Multiple Births: The More the Merrier?

High Stakes, High Risk

While using fertility drugs alone is relatively affordable, it's also the approach that offers the least control. Whether due to inadequate monitoring or a couple's decision to ignore warnings when a large number of eggs is detected, the majority of very high-order multiple pregnancies result from using just fertility drugs.

Well-publicized examples include the McCaughey septuplets born in Iowa in November 1997 and the Chukwu octuplets born in Texas a year later, both cases involving women in their twenties who only took fertility drugs. While the McCaughey and Chukwu families expressed their joy at having so many children at once, news stories about these dramatic pregnancies and deliveries prompted considerable criticism because of their inherent dangers.

"The risks of multiple gestation for the mom include diabetes, serious blood pressure problems, and bed rest for many months," explains Dr. Copperman, "For the fetuses, the most common risk is prematurity. Babies are being born three and even four months prematurely when they are part of a higher-order gestation. There are problems with the lungs, the eyes, the brains—every major organ system. The baby really needs at least seven or eight months inside to fully mature."

One of the Chukwu babies died shortly after the octuplets' birth, four months premature, and the rest required months of hospitalization. The McCaugheys have disclosed some of the serious problems their babies, born nine weeks early, are experiencing. Two of the seven suffer from different forms of cerebral palsy which prevent them from walking or even sitting up, and scans reveal they have underdeveloped areas in their brains. A third baby requires feeding through a tube in her stomach.

Jody's triplets, Amanda, Hunter and Alexi, were born six weeks early, with only minor complications. Hunter remained on a respirator for a few days and the girls were placed under sun lamps to treat jaundice. But the risks of severe complications, even in a triplet pregnancy, are fueling a drive within the assisted reproduction community toward greater caution and a shift toward techniques that reduce or eliminate the chance of high-order multiples.

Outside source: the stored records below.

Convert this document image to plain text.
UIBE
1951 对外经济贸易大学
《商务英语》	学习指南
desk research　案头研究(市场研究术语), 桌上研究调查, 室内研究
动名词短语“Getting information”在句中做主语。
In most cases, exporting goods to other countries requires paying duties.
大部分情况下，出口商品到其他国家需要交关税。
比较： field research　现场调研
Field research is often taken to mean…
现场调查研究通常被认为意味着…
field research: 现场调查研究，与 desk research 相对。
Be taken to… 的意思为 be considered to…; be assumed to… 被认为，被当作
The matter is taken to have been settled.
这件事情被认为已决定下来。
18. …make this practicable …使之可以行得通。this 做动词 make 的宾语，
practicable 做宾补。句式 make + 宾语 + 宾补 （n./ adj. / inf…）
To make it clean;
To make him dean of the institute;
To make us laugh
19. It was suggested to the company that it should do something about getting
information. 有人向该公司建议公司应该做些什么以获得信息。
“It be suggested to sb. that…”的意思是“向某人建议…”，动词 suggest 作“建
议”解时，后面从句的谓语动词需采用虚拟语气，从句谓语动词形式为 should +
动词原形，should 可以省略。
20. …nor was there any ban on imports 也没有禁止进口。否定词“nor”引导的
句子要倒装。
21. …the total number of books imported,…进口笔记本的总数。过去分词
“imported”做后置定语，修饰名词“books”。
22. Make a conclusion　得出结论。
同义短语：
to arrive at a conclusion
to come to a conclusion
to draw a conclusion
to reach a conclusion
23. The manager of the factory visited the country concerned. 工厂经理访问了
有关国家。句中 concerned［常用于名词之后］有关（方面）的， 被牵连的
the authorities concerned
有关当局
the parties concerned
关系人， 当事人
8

"Multifetal pregnancy is a problem that must be solved," one recent editorialist wrote in Fertility & Sterility, the journal of The American Society for Reproductive Medicine (ASRM). The ASRM has urged revision of IVF guidelines to lower the recommended number of embryos placed in women under 35 to two instead of three. The Society has also touted a new IVF technique called blastocyst transfer, which increases pregnancy rates while requiring fewer embryos to be transferred, as "the most promising clinical trend in in vitro fertilization."

Blastocyst Transfer: Later is Better Typically, IVF embryos are transferred to a woman's uterus after two or three days in a culture where they've grown to a size of about eight-to-12 cells. But recently new growing media have made it possible to culture embryos for five or six days before being transferred. The extra time allows them to grow to the larger and more differentiated blastocyst stage. Since generally only the healthiest embryos in a group will survive the additional days, those eventually transferred are of high quality and more likely to result in a successful pregnancy.

Scientists also suspect that blastocyst transfer may be more effective because it is closer to what happens in the body after normal conception. A naturally-conceived embryo is still developing in the fallopian tube at day two or three after fertilization, so the uterine environment might be hostile to an embryo at that stage in some way that is not yet fully understood. By day five, though, a normal blastocyst would already have arrived in the uterus, so a transferred blastocyst may adapt more readily to that environment too.

So far, studies have demonstrated pregnancy rates of 40 percent to 60 percent using the blastocyst transfer technique, compared with the average IVF success rate of 9 percent to 25 percent. And, because of the increased chances for pregnancy, Dr. Kenigsberg points out, "It allows us to put back fewer embryos at one time and avoid the problem of multiple pregnancies, and specifically high-order pregnancies. It's obviously much more natural and much healthier for women to have one baby at a time."